La Guinée est morte. Sékou Touré l’a tuée. Lansana Conté, Dadis Camara, Sékouba Konaté et Alpha Condé ont préparé son cadavre. Mamadi Doumbouya s’apprête à l’ensevelir. Car, ce qu’il nous propose ce dimanche 28 décembre dans le vacarme des tambours et des trompettes n’est rien d’autre qu’un enterrement, mais alors un enterrement de première classe, au vu des sommes colossales que notre Général autoproclamé engloutit dans la funeste mamaya qui lui sert de campagne. Des milliards de francs guinéens pour une pitrerie électorale qui n’amuse que les badauds !
D’où vient tout cet argent ? C’est la question que se posent nos ménagères noyées sous les factures et qui ne savent plus où donner de la tête pour dénicher du gombo et du riz, pour remplir le biberon du petit. La question est toute trouvée puisque d’évidence, le dénommé Mamadi Doumbouya ne descend ni de la cuisse de Jupiter ni celle de Rockefeller. Ce n’est ni un monarque de droit divin ni un magnat du pétrole. C’est un putschiste, arrivé au pouvoir, les poches à peine plus lourdes que les nôtres. Cette orgie de chansons et de danses, ce festival de courbettes et de dithyrambes, ce n’est rien d’autre que notre bauxite et notre fer, notre diamant et notre or. Tant-pis pour nos élèves et nos professeurs, tant-pis pour nos malades et nos ambulanciers ! Mas ce qui les choque le plus, nos honorables mères de familles, c’est le cynisme avec lequel notre candidat déjà élu pousse les Guinéens à quitter les écoles, les chantiers et les champs pour chanter ses louanges dans des carnavals qui finissent souvent en carambolages ou en bousculades meurtrières. Il aurait pu se faire « élire » avec moins de vacarme. Cela aurait fait du bien à nos oreilles et à nos tirelires.

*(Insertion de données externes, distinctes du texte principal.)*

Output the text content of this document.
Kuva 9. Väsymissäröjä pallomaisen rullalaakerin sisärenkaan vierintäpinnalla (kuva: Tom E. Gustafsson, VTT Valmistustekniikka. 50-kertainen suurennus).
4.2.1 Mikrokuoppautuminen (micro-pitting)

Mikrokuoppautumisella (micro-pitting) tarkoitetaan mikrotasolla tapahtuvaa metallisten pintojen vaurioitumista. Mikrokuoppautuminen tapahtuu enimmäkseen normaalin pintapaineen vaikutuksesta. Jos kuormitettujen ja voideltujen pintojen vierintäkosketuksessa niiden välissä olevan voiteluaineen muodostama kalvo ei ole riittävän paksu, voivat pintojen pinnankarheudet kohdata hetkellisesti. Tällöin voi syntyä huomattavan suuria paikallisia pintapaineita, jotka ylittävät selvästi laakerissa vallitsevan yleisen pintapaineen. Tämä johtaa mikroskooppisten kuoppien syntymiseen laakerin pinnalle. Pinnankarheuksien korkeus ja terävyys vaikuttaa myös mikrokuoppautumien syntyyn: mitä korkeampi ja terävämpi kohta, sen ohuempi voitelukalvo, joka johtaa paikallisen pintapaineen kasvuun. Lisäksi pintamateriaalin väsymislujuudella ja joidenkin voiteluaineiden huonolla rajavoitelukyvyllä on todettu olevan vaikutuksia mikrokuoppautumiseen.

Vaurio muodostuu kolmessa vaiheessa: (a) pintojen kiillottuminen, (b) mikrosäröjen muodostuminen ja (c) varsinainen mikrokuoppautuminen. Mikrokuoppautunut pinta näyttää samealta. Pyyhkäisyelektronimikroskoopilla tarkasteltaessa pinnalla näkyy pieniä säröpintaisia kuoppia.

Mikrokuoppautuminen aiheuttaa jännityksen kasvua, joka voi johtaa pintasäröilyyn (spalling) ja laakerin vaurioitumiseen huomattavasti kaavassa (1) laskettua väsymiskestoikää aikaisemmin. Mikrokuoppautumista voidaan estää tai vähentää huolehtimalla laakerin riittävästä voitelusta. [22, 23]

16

Cela me serre le ventre de voir que la Guinée retombe en dictature comme le sénile retombe en enfance. Il y a deux raisons à cela : la fumisterie sans égale de nos élites et l’incroyable apathie de notre peuple soigneusement abruti, il est vrai, par la dictature démagogique et sanguinaire de Sékou Touré. Vous me direz que la dictature, elle n’a jamais connu que ça. Oui, mais il y avait eu comme un petit relâchement sous la première transition. Et voilà que les habitudes reviennent au galop. C’est le retour à la normale, c’est-à-dire à la dictature pure et dure, la seule chose que nous savons créer et entretenir. Notre régime quotidien, c’est le pouvoir absolu, celui qui rend absolument fou, pour reprendre le fameux mot de Bertolt Brecht.
Voilà si l’on m’écoutait, ce que j’aurais dit à mes compatriotes: « Restez chez vous ce dimanche 28 décembre. Si vous avez encore le sens de la dignité, si vous aimez votre pays, si vous vous souciez de l’avenir de vos enfants, ne participez pas à cette mascarade ! Voter Mamadi Doumbouya reviendrait à donner des verges pour se faire flageller (on dirait malheureusement, que les Guinéens adorent ça, se faire flageller !) ». Mais je sais que le mal est déjà fait. Demain soir, Mamadi Doumbouya aura tous les pouvoirs en main. Il n’aura plus besoin de cacher son jeu. Il va pouvoir mentir, voler et tuer au grand jour sans risquer de se faire emmerder. Les Guinéens commettent toujours l’erreur suicidaire de confier tous les pouvoirs à un seul homme. Aucun sens du parapet ou du garde-fou, jamais, aucune forme de contre-pouvoir ! Ils l’ont déjà fait au temps de Sékou Touré avec les terribles conséquences que l’on sait. Et voilà qu’ils recommencent.
Permettez-moi de répéter ce que j’ai plusieurs fois dit dans ces colonnes : « Tout homme qui arrive au pouvoir est un fauve en puissance. Un peuple qui oublie de critiquer ses dirigeants est un peuple en péril. Un peuple qui les glorifie est un peuple qui a déjà un gros pied dans la tombe. Le seul bon président est celui dont on limite les pouvoirs ». Or, chez nous, les pouvoirs du président sont comme ceux du bon dieu : terrifiants et incontrôlables. Le résultat est là : Derrière nous, des cadavres ; devant nous, des cadavres et des disparitions.
Le pays cadavéré, ce n’est pas que dans la chanson de Zao. Dans le monde réel, il s’appelle la Guinée.